この辺はウラジオストックから約百キロ南西で、ソ連、満州、朝鮮の国境に近いと聞く。
昭和二十一年六月三十日
ロスケの話によれば昨夜の照明弾は、矢張り逃亡者を探すためであった。
五名の内三名が射殺され、二名は捕えられたそうだ。この二名を探すのに飛行機も使用したという。
昭和二十一年七月七日
ポセット出発は支那事変の始まった日であった。丘の上で装具検査が始まった。幾度も検査しているので、ロスケの欲しい品も無いだろうと思っていたが、ジャープ、ローソク、鏡等を捕虜から取り上げ、将校まで入って奪い合いの喧嘩をしている。馬鹿々々しくて捕虜の我々が呆れてしまう。この日、終戦直前に事故で死亡した戦友の遺骨を持った者に対する検査は実にきびしく、骨箱の中まで調べられた。火葬を知らないロスケには話しても判らないようである。
三合里以来の大隊も半分位に分散した。同年兵の山本は本部付のため別れる。
六十トン貨車に八十名も乗り、暑くて困っているというのに、扉を閉め表から施錠されてしまった。
昭和ン二十一年七月八日
昨日は携行食と水筒一杯の水があったが、今日は水も飯もない。汗を出し出し一日断食となった。
昭和二十一年七月九日
今日から朝、夕二回、食事分配が始まる。この時ロスケが点呼をとった。点呼はどうでもいいが、貨車の扉は少しでも永い時間開けておきたいのでいろいろ考え用事もないのに話しかけることにした。

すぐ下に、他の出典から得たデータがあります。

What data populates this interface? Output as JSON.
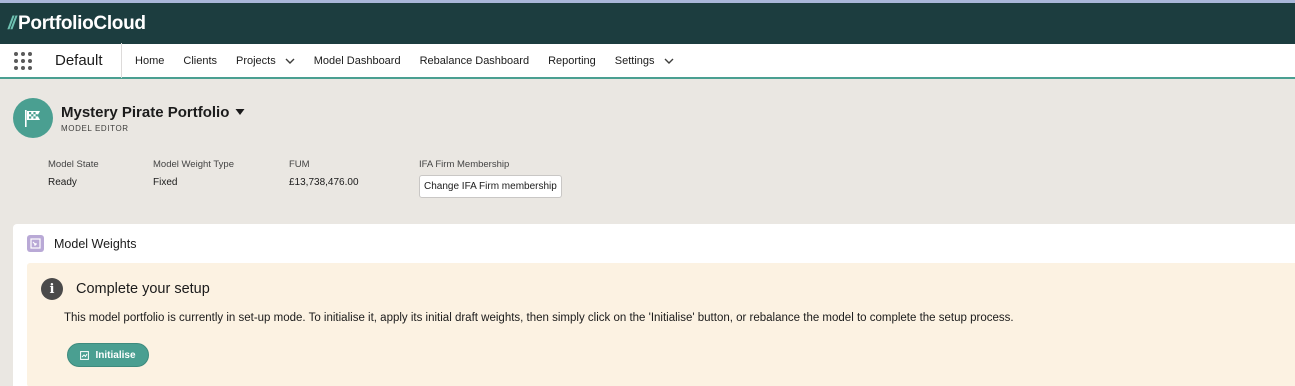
{
  "brand": {
    "slashes": "//",
    "name": "PortfolioCloud"
  },
  "nav": {
    "app_name": "Default",
    "items": [
      {
        "label": "Home",
        "has_menu": false
      },
      {
        "label": "Clients",
        "has_menu": false
      },
      {
        "label": "Projects",
        "has_menu": true
      },
      {
        "label": "Model Dashboard",
        "has_menu": false
      },
      {
        "label": "Rebalance Dashboard",
        "has_menu": false
      },
      {
        "label": "Reporting",
        "has_menu": false
      },
      {
        "label": "Settings",
        "has_menu": true
      }
    ]
  },
  "record": {
    "title": "Mystery Pirate Portfolio",
    "subtitle": "MODEL EDITOR",
    "icon": "flag-icon",
    "fields": [
      {
        "label": "Model State",
        "value": "Ready"
      },
      {
        "label": "Model Weight Type",
        "value": "Fixed"
      },
      {
        "label": "FUM",
        "value": "£13,738,476.00"
      },
      {
        "label": "IFA Firm Membership",
        "button": "Change IFA Firm membership"
      }
    ]
  },
  "card": {
    "title": "Model Weights",
    "notice": {
      "title": "Complete your setup",
      "text": "This model portfolio is currently in set-up mode. To initialise it, apply its initial draft weights, then simply click on the 'Initialise' button, or rebalance the model to complete the setup process.",
      "button": "Initialise"
    }
  },
  "colors": {
    "brand_bar": "#1c3d3f",
    "accent": "#4a9f91",
    "page_bg": "#eae7e2",
    "notice_bg": "#fcf2e2"
  }
}
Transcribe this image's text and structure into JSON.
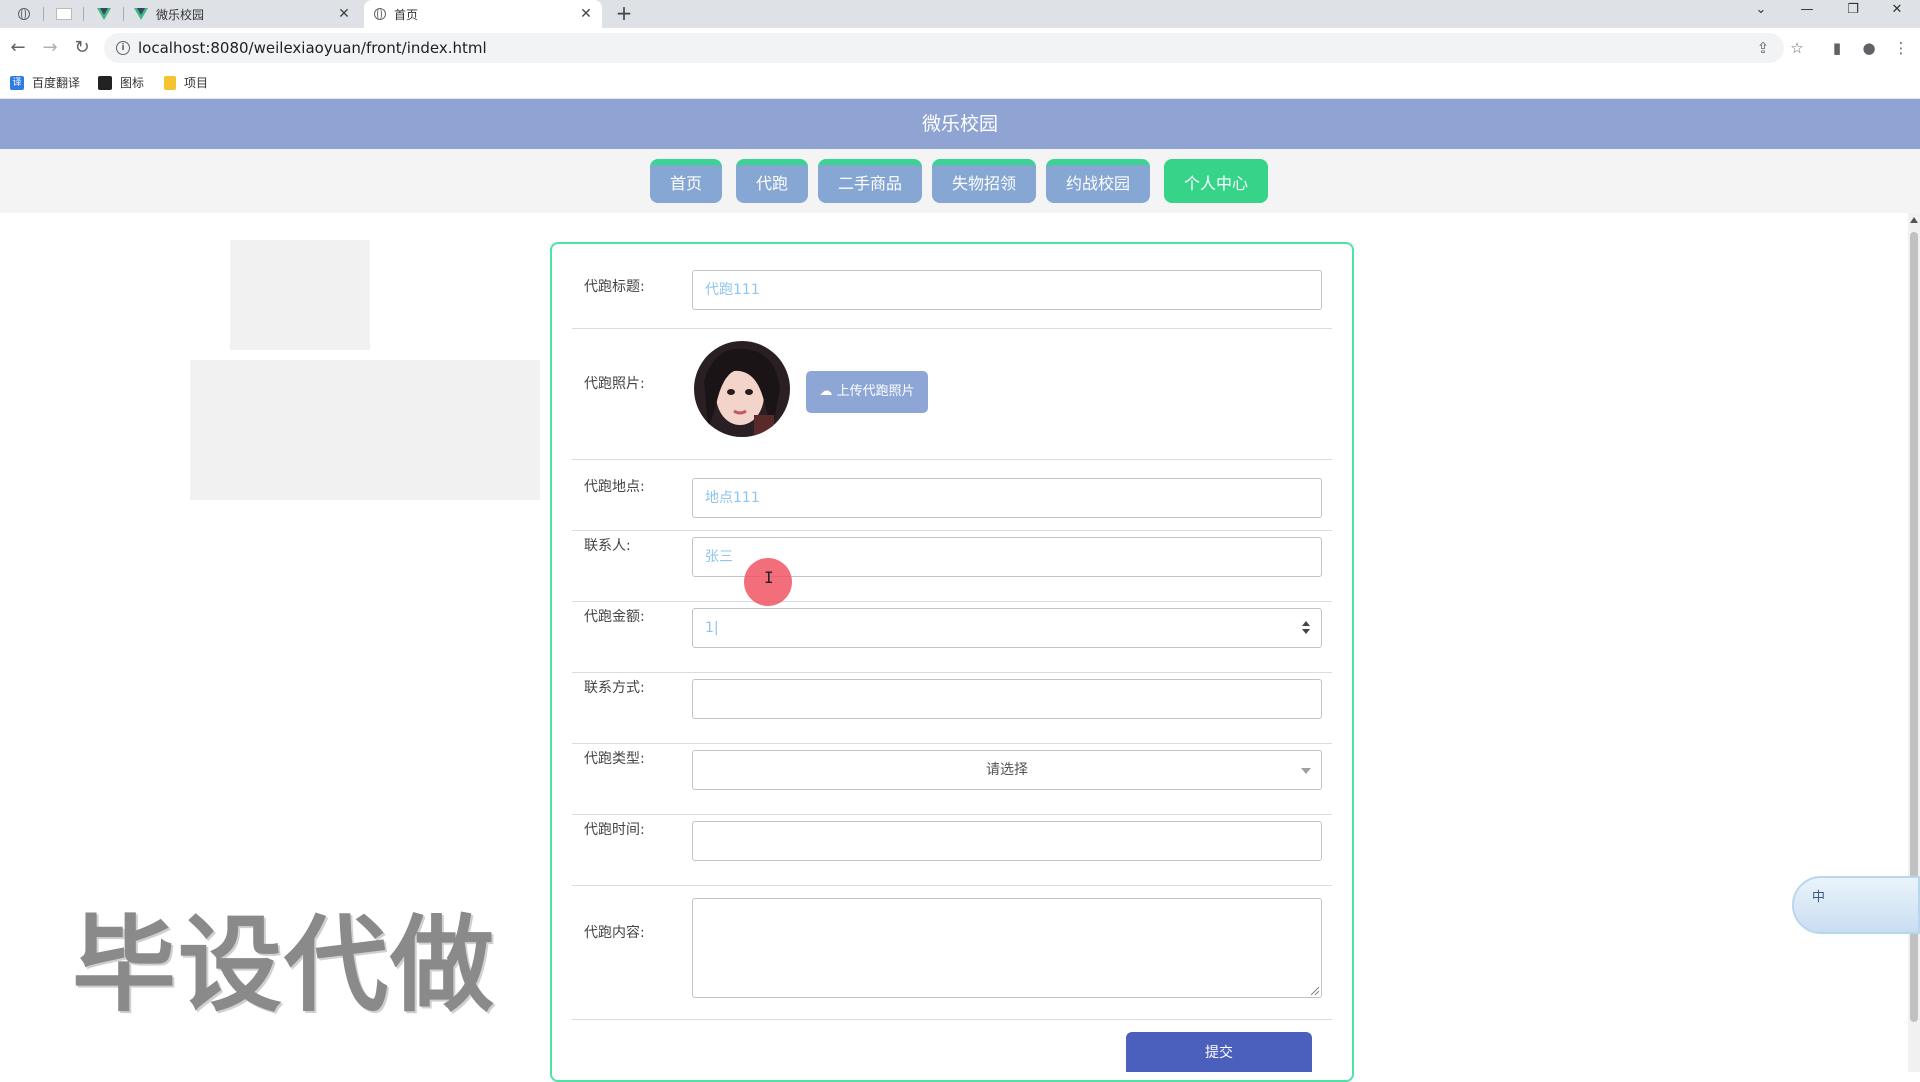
{
  "browser": {
    "tabs": [
      {
        "label": "微乐校园",
        "active": false
      },
      {
        "label": "首页",
        "active": true
      }
    ],
    "url": "localhost:8080/weilexiaoyuan/front/index.html",
    "bookmarks": [
      {
        "label": "百度翻译",
        "icon": "baidu-translate-icon"
      },
      {
        "label": "图标",
        "icon": "icon-folder-icon"
      },
      {
        "label": "项目",
        "icon": "folder-icon"
      }
    ]
  },
  "site": {
    "title": "微乐校园",
    "nav": [
      {
        "label": "首页",
        "active": false
      },
      {
        "label": "代跑",
        "active": false
      },
      {
        "label": "二手商品",
        "active": false
      },
      {
        "label": "失物招领",
        "active": false
      },
      {
        "label": "约战校园",
        "active": false
      },
      {
        "label": "个人中心",
        "active": true
      }
    ]
  },
  "form": {
    "title_label": "代跑标题:",
    "title_value": "代跑111",
    "photo_label": "代跑照片:",
    "upload_label": "上传代跑照片",
    "location_label": "代跑地点:",
    "location_value": "地点111",
    "contact_label": "联系人:",
    "contact_value": "张三",
    "amount_label": "代跑金额:",
    "amount_value": "1|",
    "phone_label": "联系方式:",
    "phone_value": "",
    "type_label": "代跑类型:",
    "type_placeholder": "请选择",
    "time_label": "代跑时间:",
    "time_value": "",
    "content_label": "代跑内容:",
    "content_value": "",
    "submit_label": "提交"
  },
  "overlay": {
    "watermark": "毕设代做",
    "ime_label": "中"
  },
  "colors": {
    "header": "#90a4d3",
    "nav_inactive": "#86a6d4",
    "nav_active": "#36d389",
    "card_border": "#4fe2a5",
    "submit": "#4b5fbc"
  }
}
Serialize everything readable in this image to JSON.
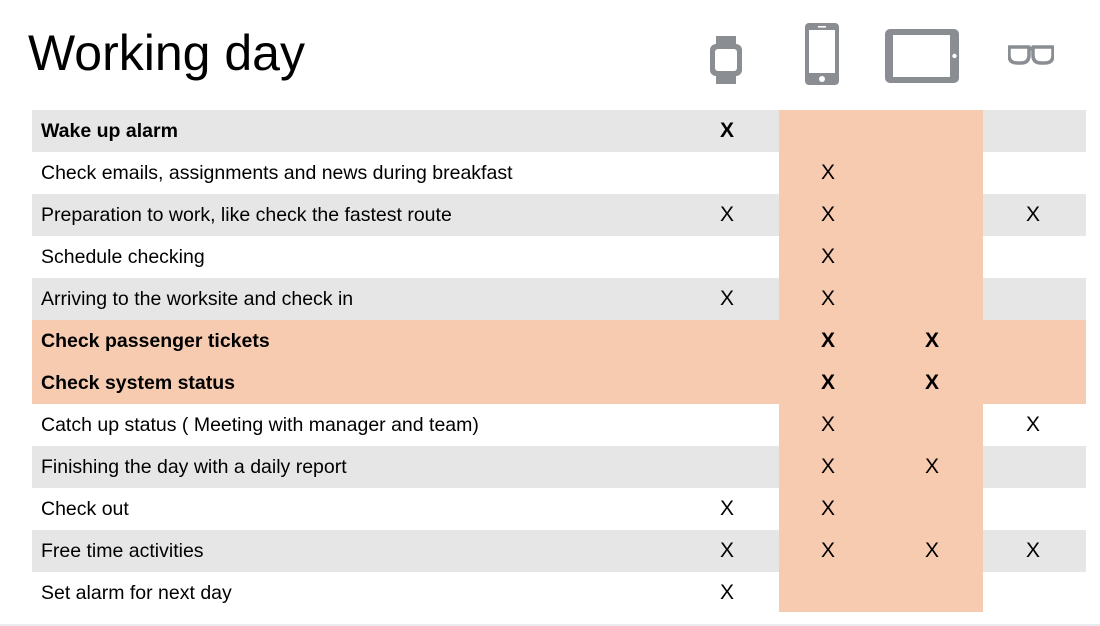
{
  "title": "Working day",
  "devices": [
    {
      "id": "watch",
      "icon": "smartwatch-icon"
    },
    {
      "id": "phone",
      "icon": "smartphone-icon"
    },
    {
      "id": "tablet",
      "icon": "tablet-icon"
    },
    {
      "id": "glasses",
      "icon": "smart-glasses-icon"
    }
  ],
  "mark_symbol": "X",
  "colors": {
    "row_shade": "#e6e6e6",
    "highlight": "#f7cbb0",
    "icon_gray": "#8a8d91"
  },
  "rows": [
    {
      "label": "Wake up alarm",
      "bold": true,
      "shade": true,
      "highlight": false,
      "watch": "X",
      "phone": "",
      "tablet": "",
      "glasses": ""
    },
    {
      "label": "Check emails, assignments and news during breakfast",
      "bold": false,
      "shade": false,
      "highlight": false,
      "watch": "",
      "phone": "X",
      "tablet": "",
      "glasses": ""
    },
    {
      "label": "Preparation to work, like check the fastest route",
      "bold": false,
      "shade": true,
      "highlight": false,
      "watch": "X",
      "phone": "X",
      "tablet": "",
      "glasses": "X"
    },
    {
      "label": "Schedule checking",
      "bold": false,
      "shade": false,
      "highlight": false,
      "watch": "",
      "phone": "X",
      "tablet": "",
      "glasses": ""
    },
    {
      "label": "Arriving to the worksite and check in",
      "bold": false,
      "shade": true,
      "highlight": false,
      "watch": "X",
      "phone": "X",
      "tablet": "",
      "glasses": ""
    },
    {
      "label": "Check passenger tickets",
      "bold": true,
      "shade": false,
      "highlight": true,
      "watch": "",
      "phone": "X",
      "tablet": "X",
      "glasses": ""
    },
    {
      "label": "Check system status",
      "bold": true,
      "shade": false,
      "highlight": true,
      "watch": "",
      "phone": "X",
      "tablet": "X",
      "glasses": ""
    },
    {
      "label": "Catch up status ( Meeting with manager and team)",
      "bold": false,
      "shade": false,
      "highlight": false,
      "watch": "",
      "phone": "X",
      "tablet": "",
      "glasses": "X"
    },
    {
      "label": "Finishing the day with a daily report",
      "bold": false,
      "shade": true,
      "highlight": false,
      "watch": "",
      "phone": "X",
      "tablet": "X",
      "glasses": ""
    },
    {
      "label": "Check out",
      "bold": false,
      "shade": false,
      "highlight": false,
      "watch": "X",
      "phone": "X",
      "tablet": "",
      "glasses": ""
    },
    {
      "label": "Free time activities",
      "bold": false,
      "shade": true,
      "highlight": false,
      "watch": "X",
      "phone": "X",
      "tablet": "X",
      "glasses": "X"
    },
    {
      "label": "Set alarm for next day",
      "bold": false,
      "shade": false,
      "highlight": false,
      "watch": "X",
      "phone": "",
      "tablet": "",
      "glasses": ""
    }
  ]
}
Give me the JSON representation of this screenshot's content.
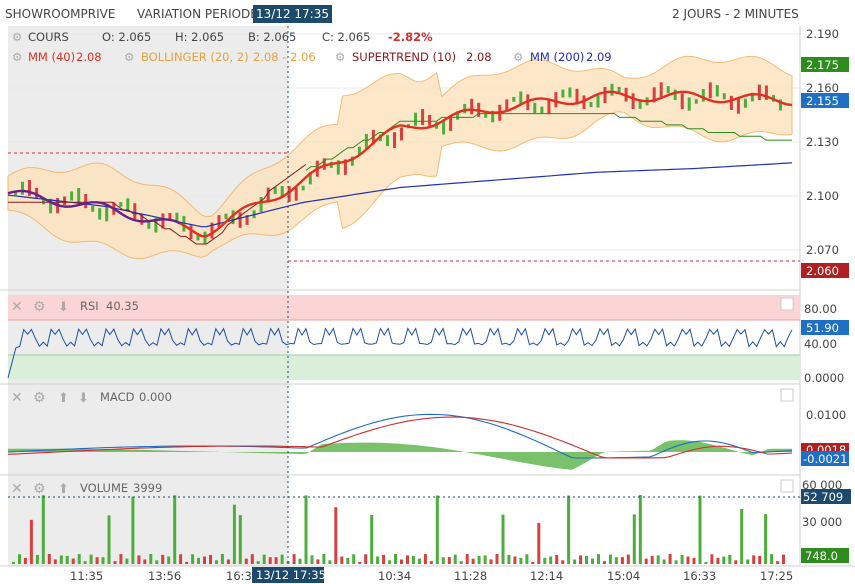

飯はカビの生えた黒パンと籾の1杯入っている燕麦だ。水は停車の際、時間があれば汲ませるという。
昭和二十一年七月十一日
ハバロフスク着。日ソ開戦の場合は真先に占領する筈であった此の地へ、今は捕虜としてやって来た。
昭和二十一年七月十五日
バイカル着。世界一深いと聞いているバイカル湖、海と少しも変らない。既に先客が通ったらしく、湖畔に日本人の大便が並んでいた。洗濯と水浴のための停車である。
水浴中、目がだんだん見えなくなり、急いで浅瀬に戻り坐り込んでしまった。真夏の太陽が輝く朝の十時頃だというのに,僅か一分か二分間くらいの間に、夕暮のように暗くなってしまい、慌てて眼をこすって見たが、いよいよ見えなくなってしまった。今日まで貧血になったこと等一度も無かったので驚いた。
深い所で泳いでいたら多分水死していたと思う様な事故であった。
大平原のシベリヤも、このバイカル湖畔に至ると山も多く,大小三十個程のトンネルもある。
列車は湖畔だけで十二時間位走った。
先程拾った紙に歌が書いてある、誰か朝鮮で書いたものと思われる。
・此の林通り抜ければ我家と
振り返りつつ追われ行くなり
・この海の彼方に母の師走かな
昭和二十二年七月二十二日
最近昼間が長く朝三時頃には明るくなり、夜も十一時頃まで明るい。
点呼の時ロスケの兵隊が、”間もなくモスクワに着く”と言うので、「私等を何処まで連れて行くのだ」と聞いても、”ヤ ニェズナーユ (俺は知らない)”と言う。